Troubleshooting network outages is a complex and time-consuming process. Network administrators are typically overwhelmed with large volumes of monitoring data, like SMTP and NetFlow measurements, from which it is very hard to separate between actionable and non-actionable events. In addition, they can only debug network problems using very basic tools, like ping and traceroute. In this context, intelligent correlation of measurements from different Internet locations is essential for analyzing the root cause of outages. However, correlating measurements across domains raises privacy concerns and hence is largely avoided. A possible solution to the privacy barrier is secure multi-party computation (MPC), that is, a set of cryptographic methods that enable a number of parties to aggregate private data without revealing sensitive information. In this article, we propose a distributed mechanism based on MPC for privacy-preserving correlation of NetFlow measurements from multiple ISPs, which helps in the diagnosis of network outages.
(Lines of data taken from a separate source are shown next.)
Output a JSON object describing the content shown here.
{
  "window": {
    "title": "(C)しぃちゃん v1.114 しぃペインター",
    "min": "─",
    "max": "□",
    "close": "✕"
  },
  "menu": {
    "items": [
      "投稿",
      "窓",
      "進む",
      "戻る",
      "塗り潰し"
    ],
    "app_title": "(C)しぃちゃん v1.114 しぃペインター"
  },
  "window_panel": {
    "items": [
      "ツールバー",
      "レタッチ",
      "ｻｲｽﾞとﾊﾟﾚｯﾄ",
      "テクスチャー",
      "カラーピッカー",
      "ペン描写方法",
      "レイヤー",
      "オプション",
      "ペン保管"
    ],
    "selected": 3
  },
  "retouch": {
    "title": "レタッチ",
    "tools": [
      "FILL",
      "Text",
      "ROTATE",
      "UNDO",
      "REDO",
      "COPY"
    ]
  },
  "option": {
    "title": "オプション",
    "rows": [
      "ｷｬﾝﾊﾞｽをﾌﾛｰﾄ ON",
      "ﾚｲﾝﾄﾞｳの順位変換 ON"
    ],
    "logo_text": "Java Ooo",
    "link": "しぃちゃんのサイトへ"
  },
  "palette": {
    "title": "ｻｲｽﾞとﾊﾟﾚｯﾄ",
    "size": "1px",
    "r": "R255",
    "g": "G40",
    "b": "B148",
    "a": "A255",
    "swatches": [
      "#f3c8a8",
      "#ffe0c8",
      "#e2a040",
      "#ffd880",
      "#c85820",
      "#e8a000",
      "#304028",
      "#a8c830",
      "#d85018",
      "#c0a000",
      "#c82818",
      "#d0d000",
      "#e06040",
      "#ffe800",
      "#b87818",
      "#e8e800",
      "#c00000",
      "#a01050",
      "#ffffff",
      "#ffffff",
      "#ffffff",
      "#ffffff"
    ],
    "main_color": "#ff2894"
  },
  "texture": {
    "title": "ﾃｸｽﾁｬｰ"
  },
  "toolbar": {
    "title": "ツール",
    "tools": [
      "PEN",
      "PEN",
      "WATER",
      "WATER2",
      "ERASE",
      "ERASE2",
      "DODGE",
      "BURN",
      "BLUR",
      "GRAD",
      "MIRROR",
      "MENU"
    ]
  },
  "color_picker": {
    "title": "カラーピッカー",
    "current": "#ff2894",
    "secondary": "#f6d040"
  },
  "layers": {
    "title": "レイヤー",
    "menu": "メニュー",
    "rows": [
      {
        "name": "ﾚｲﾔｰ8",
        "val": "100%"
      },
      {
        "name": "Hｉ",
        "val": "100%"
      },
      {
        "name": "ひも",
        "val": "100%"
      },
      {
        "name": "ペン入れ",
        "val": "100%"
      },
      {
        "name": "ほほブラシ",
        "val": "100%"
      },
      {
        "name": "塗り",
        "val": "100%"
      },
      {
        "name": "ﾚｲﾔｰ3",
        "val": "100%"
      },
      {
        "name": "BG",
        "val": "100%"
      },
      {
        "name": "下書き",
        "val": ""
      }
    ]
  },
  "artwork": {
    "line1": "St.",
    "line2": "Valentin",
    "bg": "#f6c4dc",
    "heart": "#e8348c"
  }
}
We first outline an MPC protocol that can be used to analyze the scope (local, global, or semi-global) and severity of network outages across multiple ISPs. Then we use NetFlow data from a medium-sized ISP to evaluate the performance of our protocol. Our findings indicate that correlating data from several dozens of ISPs is feasible in near real time, with a delay of just a few seconds. This demonstrates the scalability and potential for real-world deployment of MPC-based schemes. Finally, as a case study we demonstrate how our scheme helped analyze, from multiple domains, the impact that Hurricane Sandy had on Internet connectivity in terms of scope and severity.